If you find lately that your mood is low, sleep is too much or disrupted, your appetite has changed, and you are battling difficult thoughts while avoiding the people and activities you used to find pleasurable, you could have SAD. Talk to your doctor to rule out any other conditions first, but then try some of these tactics to ease the winter blues.
• Spend more time outdoors, and leave the sunglasses at home. We absorb vitamin D through our skin, eyelids included, and it is then turned into serotonin, the feel-good hormone. Face the sun, close your eyes, and feel the sense of well-being grow.
• Arrange the areas you spend the most time to maximize sunlight exposure
• Keep curtains open during the day
• Trim tree branches or hedges that shade your windows
• Sit by a window or, if you exercise indoors, set up your exercise equipment by a window
• Add lamps or install skylights. You can also use a SAD lamp, which mimics sunlight — the Masset, Port, and Queen Charlotte libraries each have one, and they are available to purchase at the QC pharmacy.
• Build physical activity into your lifestyle, preferably before SAD symptoms take hold. Physical activity relieves stress, builds energy and increases both your physical and mental well-being and resilience
• Make a habit of taking a daily noon-hour walk, particularly if you commute in the dark hours of the day
• When all else fails, try a winter vacation in sunny climates — if the pocketbook and work schedule allow. Keep in mind that symptoms will recur after you return home
• Try to resist the carbohydrate and sleep cravings that come with SAD
In addition to those suggestions, I’d like to present the Tlellian Cure. Yes, yes, as our reputation may suggest, sometimes that involves over-indulging and having a spontaneous dance party, but that’s not my official recommendation. Wherever you live on island, hop in the car and take a drive to Tlell. Visit Crow’s Nest for a coffee and a snack, or a nice brunch on Friday, Saturday, or Sunday. Visit Sitka Studio and Crystal Cabin and treat yourself or someone else to a new treasure. If you have pets or kids (or both), visit Richardson Ranch to see the animals in Ranch Feeds. Fish, birds, various little furry animals, lizards and geckos, and even spiders await to be discovered and lift your mood (well, not spiders so much in my case, though the adrenalin rush is somewhat elevating.) Then go for a walk along East Beach. Look for agates and special rocks, marvel at the ocean, and enjoy the cool, clean, calm air. This is a cure that works for the vast majority of people, trust me. Repeat as necessary.
Speaking of Richardson Ranch, Don Richardson was named to the Canadian Hereford Association honour roll last December. Don carries on a long and proud tradition for the Richardson Ranch, which was established in 1919. The ranch is known nationally as a very reputable breeder, and has won many awards over the years, as well as having the top selling bulls at auction. Congratulations to Don, Leslie and all the crew at the Richardson Ranch!

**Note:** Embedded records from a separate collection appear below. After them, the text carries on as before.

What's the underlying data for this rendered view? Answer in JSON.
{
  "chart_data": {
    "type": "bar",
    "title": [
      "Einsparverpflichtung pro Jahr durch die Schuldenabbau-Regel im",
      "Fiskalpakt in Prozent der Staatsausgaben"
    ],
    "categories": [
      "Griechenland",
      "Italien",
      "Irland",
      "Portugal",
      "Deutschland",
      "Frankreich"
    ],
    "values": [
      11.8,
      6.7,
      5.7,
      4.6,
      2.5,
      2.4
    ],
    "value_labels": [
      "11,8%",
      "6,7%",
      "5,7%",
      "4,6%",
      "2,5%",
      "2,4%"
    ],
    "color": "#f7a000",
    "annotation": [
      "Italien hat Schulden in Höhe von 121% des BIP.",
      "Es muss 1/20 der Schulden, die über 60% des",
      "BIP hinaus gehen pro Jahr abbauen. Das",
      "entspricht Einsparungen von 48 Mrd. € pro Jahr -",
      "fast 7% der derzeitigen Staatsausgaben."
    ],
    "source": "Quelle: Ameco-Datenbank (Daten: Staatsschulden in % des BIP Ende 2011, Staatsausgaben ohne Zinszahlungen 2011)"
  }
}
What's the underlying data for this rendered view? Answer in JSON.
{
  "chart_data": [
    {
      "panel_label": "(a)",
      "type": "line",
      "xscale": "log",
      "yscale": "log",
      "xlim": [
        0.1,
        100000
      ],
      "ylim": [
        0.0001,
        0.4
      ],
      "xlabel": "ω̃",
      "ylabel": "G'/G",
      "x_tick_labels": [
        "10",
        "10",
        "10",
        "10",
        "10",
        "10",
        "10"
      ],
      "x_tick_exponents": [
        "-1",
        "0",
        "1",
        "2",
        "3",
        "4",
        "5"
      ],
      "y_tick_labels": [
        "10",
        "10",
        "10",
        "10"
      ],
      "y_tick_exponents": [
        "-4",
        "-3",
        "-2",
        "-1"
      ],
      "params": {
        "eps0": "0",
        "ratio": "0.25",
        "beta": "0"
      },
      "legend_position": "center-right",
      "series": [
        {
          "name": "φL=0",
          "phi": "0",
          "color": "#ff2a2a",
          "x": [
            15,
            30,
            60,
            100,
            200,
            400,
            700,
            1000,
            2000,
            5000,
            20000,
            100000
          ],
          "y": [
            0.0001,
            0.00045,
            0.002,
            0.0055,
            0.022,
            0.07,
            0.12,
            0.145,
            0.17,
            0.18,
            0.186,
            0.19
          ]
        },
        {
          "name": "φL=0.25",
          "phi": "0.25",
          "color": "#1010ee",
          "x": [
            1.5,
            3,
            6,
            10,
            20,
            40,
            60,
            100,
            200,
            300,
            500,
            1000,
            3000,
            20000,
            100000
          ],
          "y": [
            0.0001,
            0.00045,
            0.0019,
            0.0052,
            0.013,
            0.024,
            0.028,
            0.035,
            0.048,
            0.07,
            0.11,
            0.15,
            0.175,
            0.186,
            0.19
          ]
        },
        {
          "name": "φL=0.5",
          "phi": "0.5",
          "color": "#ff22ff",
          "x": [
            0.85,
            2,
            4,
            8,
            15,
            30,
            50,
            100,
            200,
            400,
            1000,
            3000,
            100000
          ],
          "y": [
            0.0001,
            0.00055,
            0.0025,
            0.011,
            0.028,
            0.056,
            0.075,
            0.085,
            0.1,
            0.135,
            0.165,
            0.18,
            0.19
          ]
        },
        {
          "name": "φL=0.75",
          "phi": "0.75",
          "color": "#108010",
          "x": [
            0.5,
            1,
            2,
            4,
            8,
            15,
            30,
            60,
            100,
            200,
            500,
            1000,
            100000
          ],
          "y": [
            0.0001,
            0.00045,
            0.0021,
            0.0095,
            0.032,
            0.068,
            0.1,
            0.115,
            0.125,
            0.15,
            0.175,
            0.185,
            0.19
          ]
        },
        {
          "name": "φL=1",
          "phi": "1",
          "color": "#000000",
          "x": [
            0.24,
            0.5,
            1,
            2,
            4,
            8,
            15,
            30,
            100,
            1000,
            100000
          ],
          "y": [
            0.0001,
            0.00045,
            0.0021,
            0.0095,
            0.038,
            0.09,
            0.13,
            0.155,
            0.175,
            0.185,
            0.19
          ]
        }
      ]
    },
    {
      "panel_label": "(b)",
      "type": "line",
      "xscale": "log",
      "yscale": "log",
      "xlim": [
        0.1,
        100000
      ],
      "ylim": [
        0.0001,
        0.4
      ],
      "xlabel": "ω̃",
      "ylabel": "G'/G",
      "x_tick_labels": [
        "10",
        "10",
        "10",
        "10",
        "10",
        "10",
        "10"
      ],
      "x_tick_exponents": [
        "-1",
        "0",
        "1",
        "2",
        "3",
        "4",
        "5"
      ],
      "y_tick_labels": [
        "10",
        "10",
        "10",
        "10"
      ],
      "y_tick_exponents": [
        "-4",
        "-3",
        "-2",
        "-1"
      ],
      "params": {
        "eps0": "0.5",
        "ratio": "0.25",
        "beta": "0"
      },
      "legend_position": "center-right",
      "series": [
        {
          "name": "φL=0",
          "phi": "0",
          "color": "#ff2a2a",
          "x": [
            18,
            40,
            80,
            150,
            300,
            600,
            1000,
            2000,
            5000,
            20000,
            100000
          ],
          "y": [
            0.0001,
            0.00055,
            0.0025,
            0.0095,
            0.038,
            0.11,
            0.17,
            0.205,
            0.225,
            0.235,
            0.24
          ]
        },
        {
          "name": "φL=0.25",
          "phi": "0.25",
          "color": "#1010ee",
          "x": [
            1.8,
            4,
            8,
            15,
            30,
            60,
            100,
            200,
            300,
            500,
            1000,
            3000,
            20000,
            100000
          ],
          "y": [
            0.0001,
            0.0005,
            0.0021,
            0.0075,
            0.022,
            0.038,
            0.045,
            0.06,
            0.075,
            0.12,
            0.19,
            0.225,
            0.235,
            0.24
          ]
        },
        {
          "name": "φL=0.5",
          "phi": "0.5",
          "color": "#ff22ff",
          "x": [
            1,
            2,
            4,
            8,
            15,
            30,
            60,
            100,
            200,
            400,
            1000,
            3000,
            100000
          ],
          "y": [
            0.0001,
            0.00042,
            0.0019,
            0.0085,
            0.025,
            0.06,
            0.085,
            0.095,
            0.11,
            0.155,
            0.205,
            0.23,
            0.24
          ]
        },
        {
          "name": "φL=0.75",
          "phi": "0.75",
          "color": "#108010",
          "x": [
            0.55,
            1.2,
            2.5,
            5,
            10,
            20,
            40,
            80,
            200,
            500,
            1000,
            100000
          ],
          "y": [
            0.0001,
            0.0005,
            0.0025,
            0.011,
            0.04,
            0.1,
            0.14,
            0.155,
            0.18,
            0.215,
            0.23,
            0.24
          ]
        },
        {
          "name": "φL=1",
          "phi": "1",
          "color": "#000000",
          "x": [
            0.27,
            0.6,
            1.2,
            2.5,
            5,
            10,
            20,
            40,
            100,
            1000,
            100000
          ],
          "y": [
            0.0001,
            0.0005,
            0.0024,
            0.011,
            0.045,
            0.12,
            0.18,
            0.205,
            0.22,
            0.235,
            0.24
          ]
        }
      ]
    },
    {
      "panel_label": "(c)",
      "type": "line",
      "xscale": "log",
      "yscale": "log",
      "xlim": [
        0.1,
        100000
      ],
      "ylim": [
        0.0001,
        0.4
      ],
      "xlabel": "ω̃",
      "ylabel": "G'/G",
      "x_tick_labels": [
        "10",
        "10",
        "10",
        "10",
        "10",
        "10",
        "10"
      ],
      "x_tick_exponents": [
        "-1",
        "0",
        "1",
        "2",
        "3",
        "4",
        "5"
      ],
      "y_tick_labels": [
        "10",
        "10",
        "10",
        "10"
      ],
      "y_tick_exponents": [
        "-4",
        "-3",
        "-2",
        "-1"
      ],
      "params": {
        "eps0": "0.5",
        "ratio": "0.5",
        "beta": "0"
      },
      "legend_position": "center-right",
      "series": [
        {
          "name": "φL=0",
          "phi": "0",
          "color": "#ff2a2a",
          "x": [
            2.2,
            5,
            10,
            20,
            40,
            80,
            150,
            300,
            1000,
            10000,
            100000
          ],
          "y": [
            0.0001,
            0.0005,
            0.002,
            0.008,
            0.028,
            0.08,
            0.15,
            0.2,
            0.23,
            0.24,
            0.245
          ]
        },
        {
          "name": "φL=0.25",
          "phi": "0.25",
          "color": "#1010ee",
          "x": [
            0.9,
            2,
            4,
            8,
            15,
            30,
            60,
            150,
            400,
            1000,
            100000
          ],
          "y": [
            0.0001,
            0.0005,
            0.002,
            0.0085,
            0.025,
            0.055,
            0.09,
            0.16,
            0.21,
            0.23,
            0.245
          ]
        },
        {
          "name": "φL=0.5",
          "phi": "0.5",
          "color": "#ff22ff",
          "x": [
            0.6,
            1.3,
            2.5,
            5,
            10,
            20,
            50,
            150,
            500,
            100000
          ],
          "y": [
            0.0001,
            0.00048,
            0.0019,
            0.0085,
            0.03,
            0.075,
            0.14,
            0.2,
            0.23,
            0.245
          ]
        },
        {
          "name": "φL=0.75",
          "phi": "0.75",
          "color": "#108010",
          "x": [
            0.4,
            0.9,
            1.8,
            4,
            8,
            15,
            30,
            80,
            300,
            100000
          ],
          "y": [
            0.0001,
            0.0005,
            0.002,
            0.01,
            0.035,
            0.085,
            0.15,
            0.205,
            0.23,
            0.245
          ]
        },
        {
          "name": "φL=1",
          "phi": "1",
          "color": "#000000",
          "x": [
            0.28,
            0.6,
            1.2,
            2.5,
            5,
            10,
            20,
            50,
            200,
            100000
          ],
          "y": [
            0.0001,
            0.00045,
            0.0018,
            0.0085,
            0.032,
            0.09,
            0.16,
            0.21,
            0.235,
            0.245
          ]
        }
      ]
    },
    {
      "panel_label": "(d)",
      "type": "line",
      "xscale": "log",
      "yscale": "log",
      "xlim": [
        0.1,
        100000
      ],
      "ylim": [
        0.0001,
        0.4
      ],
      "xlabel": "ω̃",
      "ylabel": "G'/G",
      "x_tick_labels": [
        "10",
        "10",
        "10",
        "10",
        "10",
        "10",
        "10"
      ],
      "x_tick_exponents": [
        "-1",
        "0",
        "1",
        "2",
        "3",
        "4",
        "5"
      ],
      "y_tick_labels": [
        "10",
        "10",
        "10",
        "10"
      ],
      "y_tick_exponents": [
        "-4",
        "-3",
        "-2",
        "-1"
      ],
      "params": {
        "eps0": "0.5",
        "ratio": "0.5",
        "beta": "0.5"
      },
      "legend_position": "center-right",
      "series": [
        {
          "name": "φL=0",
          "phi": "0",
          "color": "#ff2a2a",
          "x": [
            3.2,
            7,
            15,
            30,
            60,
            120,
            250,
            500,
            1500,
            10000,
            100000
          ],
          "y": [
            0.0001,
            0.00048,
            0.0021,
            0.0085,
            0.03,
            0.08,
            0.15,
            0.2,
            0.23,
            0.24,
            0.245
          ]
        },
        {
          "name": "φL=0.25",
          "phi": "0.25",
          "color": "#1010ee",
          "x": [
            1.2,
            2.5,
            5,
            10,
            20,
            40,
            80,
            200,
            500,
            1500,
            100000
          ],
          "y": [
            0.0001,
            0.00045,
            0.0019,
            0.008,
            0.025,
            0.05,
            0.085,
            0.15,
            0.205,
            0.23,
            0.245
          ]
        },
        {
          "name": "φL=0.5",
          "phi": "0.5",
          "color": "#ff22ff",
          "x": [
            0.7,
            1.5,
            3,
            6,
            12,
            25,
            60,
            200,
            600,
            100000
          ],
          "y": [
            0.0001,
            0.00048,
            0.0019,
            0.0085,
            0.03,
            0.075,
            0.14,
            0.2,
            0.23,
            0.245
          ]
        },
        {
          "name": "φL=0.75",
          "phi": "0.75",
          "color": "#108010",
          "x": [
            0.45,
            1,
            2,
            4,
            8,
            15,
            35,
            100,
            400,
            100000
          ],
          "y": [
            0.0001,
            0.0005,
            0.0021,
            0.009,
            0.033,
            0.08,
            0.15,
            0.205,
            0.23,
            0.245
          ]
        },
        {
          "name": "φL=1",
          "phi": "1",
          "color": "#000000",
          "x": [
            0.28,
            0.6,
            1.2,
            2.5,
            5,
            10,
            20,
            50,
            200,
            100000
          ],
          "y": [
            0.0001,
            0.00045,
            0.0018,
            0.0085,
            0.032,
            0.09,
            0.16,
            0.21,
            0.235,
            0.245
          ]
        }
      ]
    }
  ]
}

Of course, none of that happened by accident. According to the Hereford Digest, Don has made a huge effort to show his bulls off island. If you don’t show, he said, people won’t know what you have. So in that spirit, the Farmer’s Institute is holding a Marketing Boot Camp Jan. 28 and 29 at the Tlell Firehall (10 a.m. to 5 p.m.) geared towards those in the food, farm, or craft business. This is a free workshop, and lunch is included! Email Ruth Wheadon at email@example.com if you wish to register.
That’s it for Tlell news at the moment. I expect to see you all taking the Tlellian Cure in coming weeks. I won’t even begrudge you for being on “my” beach.